The applicant worked on a temporary basis for many clients, generally obtaining work by phone or by standing on a street corner.  On this occasion, he was hired by the wife of a diner’s manager to trim foliage hanging from the front of the diner.  He had done the same work the previous year.

The Court emphasized that when the applicant was hired, the method and means of doing the job were not discussed, only the result desired.  Also, the applicant had some investment in the tools for the job and his work was not what is usually done in the course of the hirer’s business, i.e., running a diner.

Other factors supporting independent contractor status include applicant’s testimony that no one told him exactly how to do the pruning, he worked without supervision, and he chose both the date and time of the service.

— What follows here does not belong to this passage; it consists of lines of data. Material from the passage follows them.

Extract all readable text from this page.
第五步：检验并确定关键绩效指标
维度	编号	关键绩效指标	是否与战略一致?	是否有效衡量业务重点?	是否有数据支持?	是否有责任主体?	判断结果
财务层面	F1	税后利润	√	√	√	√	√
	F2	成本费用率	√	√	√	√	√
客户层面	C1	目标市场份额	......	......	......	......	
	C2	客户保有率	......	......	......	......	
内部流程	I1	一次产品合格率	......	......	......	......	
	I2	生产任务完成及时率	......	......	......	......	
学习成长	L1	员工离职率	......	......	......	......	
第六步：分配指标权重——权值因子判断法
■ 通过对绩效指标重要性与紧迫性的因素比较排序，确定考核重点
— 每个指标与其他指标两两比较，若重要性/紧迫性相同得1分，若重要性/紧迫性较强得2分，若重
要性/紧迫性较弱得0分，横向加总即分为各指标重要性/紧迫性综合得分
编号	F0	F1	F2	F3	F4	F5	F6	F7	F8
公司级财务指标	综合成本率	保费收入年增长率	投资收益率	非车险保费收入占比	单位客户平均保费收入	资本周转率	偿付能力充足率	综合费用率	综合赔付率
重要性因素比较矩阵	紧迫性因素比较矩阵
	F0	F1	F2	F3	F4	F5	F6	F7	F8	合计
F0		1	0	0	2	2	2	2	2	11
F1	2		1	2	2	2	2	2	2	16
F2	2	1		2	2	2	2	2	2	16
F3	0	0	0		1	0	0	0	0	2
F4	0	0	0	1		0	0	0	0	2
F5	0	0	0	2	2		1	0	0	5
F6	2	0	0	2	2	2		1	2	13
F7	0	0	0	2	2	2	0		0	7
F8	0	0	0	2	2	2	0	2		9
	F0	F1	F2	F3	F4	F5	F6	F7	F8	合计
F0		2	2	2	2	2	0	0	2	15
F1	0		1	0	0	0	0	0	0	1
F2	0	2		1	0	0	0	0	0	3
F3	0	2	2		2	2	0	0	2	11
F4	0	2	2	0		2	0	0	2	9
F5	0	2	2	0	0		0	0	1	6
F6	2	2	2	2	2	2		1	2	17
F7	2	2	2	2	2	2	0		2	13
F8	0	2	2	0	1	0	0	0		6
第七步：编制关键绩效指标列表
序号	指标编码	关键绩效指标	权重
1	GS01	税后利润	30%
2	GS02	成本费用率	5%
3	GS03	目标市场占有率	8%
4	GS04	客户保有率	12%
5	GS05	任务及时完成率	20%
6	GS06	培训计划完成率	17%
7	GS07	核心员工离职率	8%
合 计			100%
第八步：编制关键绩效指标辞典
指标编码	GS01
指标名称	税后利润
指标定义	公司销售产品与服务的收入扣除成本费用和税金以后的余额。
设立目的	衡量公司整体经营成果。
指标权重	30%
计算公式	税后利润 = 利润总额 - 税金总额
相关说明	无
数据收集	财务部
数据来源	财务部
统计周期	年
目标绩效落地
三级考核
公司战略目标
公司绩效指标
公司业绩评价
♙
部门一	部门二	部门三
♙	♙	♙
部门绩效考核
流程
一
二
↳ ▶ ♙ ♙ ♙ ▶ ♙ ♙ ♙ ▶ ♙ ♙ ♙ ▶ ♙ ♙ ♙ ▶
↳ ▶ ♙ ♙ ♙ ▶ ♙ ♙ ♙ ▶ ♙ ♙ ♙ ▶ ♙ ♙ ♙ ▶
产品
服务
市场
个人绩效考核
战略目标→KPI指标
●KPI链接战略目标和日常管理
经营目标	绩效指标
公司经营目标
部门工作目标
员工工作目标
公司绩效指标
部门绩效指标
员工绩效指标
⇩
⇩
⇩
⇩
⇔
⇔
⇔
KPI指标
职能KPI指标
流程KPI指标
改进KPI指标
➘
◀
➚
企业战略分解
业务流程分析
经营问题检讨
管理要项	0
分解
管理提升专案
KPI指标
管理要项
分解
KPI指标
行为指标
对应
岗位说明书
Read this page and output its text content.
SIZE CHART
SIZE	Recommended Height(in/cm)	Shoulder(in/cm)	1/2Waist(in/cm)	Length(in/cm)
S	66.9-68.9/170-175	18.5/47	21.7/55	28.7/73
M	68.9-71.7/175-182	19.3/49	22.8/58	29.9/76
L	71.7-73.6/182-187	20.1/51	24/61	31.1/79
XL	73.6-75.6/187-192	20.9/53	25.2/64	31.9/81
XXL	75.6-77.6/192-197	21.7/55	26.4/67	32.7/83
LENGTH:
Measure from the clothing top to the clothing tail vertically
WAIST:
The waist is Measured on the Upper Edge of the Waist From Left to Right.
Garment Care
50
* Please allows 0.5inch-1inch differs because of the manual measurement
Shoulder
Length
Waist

Ogilvie Cannot be Based on Malingering

A WCAB panel overturned a Judge’s PD award that included an Ogilvie increase because he did not consider the applicant’s unwillingness to work.  Shini v. Farmers.

The panel noted that a QME had questioned the applicant’s credibility.  Nevertheless, the Judge simply relied on the applicant’s testimony that he could not return to work and therefore had a 100% proportional earnings loss.

In overturning the Judge, the WCAB held that an individual should not be allowed to manipulate the proportional earnings loss calculation under Ogilvie by malingering or otherwise minimizing post-injury earnings.   The panel noted that in Ogilvie cases Judges should consider motivation, retirement and economic downturns.